Can my right hon. Friend indicate to the House when it is likely that, following upon his statement, the new proposals will be announced?

Mr. Griffiths

I should not like to set a date. In Kenya the proposals have to come forward in such time as to make it possible to apply them in 1952. In Tanganyika the committee are now touring the country consulting local opinion. I could not set a date when they will be able to report.

Sir Peter Macdonald

Will these constitutional changes mean holding up any co-ordination of the services of the three Colonies, or will they proceed as previously intended?

Mr. Griffiths

The statement refers to the conditions in each individual territory and not to the co-ordinating work of the High Commission.

Colonel Ropner

I am surprised that the Minister says nothing about the unity of Uganda, Tanganyika and Kenya. Are the Government of this country or the Minister himself not going to give any lead with regard to this most important matter, which, so far as I know, is giving rise to more uncertainty about the future than any other matter?

Mr. Griffiths

The hon. and gallant Gentleman will know that there is a good deal of co-ordination between them through the East Africa Commission and they have a large number of common services. This statement does not refer to that. For the moment, from the point of view of political and constitutional development, I have come to the conclusion, for reasons I have set out in the statement, that at present it is best to proceed separately in each of the three countries.

Mr. Alport

Does the right hon. Gentleman consider that it is practical and realistic to make a statement of the sort we have just heard without any reference whatever to the High Commission and apparently without taking into consideration the effects of constitutional developments in the various Colonies upon the High Commission?

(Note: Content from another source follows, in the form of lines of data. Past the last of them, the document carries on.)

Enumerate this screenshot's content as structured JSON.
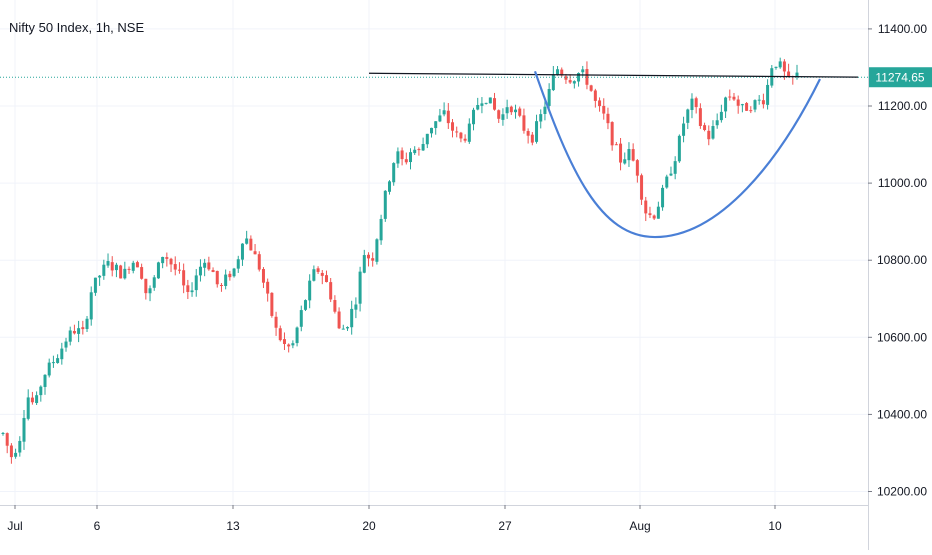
{
  "chart_data": {
    "type": "candlestick",
    "title": "Nifty 50 Index, 1h, NSE",
    "y_axis": {
      "ticks": [
        10200,
        10400,
        10600,
        10800,
        11000,
        11200,
        11400
      ],
      "tick_labels": [
        "10200.00",
        "10400.00",
        "10600.00",
        "10800.00",
        "11000.00",
        "11200.00",
        "11400.00"
      ],
      "ylim": [
        10165,
        11475
      ]
    },
    "x_axis": {
      "tick_labels": [
        "Jul",
        "6",
        "13",
        "20",
        "27",
        "Aug",
        "10"
      ]
    },
    "last_price": 11274.65,
    "last_price_label": "11274.65",
    "colors": {
      "up": "#26a69a",
      "down": "#ef5350",
      "last_price": "#26a69a",
      "pattern_cup": "#4a7fd6",
      "pattern_rim": "#131722",
      "grid": "#f0f3fa",
      "axis_text": "#131722"
    },
    "grid": true,
    "annotations": {
      "cup_and_handle": {
        "rim_line": {
          "from": 11285,
          "to": 11275
        },
        "cup_bottom": 10860
      }
    },
    "waypoints": [
      10350,
      10290,
      10330,
      10450,
      10420,
      10500,
      10530,
      10560,
      10600,
      10620,
      10610,
      10720,
      10760,
      10790,
      10780,
      10760,
      10800,
      10790,
      10700,
      10760,
      10820,
      10790,
      10760,
      10700,
      10760,
      10800,
      10780,
      10720,
      10760,
      10780,
      10870,
      10830,
      10780,
      10700,
      10620,
      10580,
      10570,
      10650,
      10720,
      10780,
      10760,
      10700,
      10610,
      10640,
      10700,
      10820,
      10800,
      10900,
      11000,
      11080,
      11050,
      11090,
      11080,
      11140,
      11160,
      11180,
      11140,
      11110,
      11130,
      11200,
      11230,
      11200,
      11160,
      11210,
      11180,
      11140,
      11120,
      11170,
      11230,
      11300,
      11280,
      11270,
      11290,
      11260,
      11200,
      11170,
      11110,
      11060,
      11080,
      11040,
      10930,
      10910,
      10960,
      11020,
      11080,
      11170,
      11210,
      11150,
      11120,
      11160,
      11220,
      11230,
      11190,
      11200,
      11210,
      11220,
      11320,
      11300,
      11260,
      11280
    ]
  }
}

Will the right hon. Gentleman consider dealing with this aspect at an early date?

Mr. Griffiths

This statement was made after consultations which I had with the Governors concerned, about future constitutional advance, as I indicated in the statement. I thought it was necessary to make the statement at the present time because I hope it will help to create the necessary feeling of co-operation and harmony in which the next steps can be discussed between all concerned.

Mr. John Hynd

Will my right hon. Friend inform the House whether, in considering the future of the three territories, he has also taken into consideration the future status of Zanzibar and our Treaty with that territory?

Mr. Griffiths

This statement refers to the three territories I have mentioned.

Sir Ralph Glyn

Can the right hon. Gentleman assure the House that one object of his statement is to assure people that no hasty action will be taken in regard to pressing forward unduly with these schemes?

Mr. Griffiths

The statement is intended to create the atmosphere in which constitutional advance can proceed on the basis of inter-racial harmony and co-operation.

Mr. Brockway

Is my right hon. Friend aware of the very strong opposition of the Africans in Uganda and many other of the East African countries to any political unity of those countries?

Mr. Baldwin

Is the Minister aware that, if we are to have the concord and harmony which he so much desires, the best way to achieve it is for people in this country who have no knowledge of these affairs to leave them very much to the people of those countries who do know?

Mr. Griffiths

That harmony depends upon what is done and what is said by people both here and in East Africa.

Mr. J. Hynd

Will the Minister look into the question of Zanzibar in this connection, in view of the fact that part of the territories with which he was concerned in his statement is involved with our Treaty with Zanzibar?

Mr. Griffiths

I will look at it again, as my hon. Friend desires.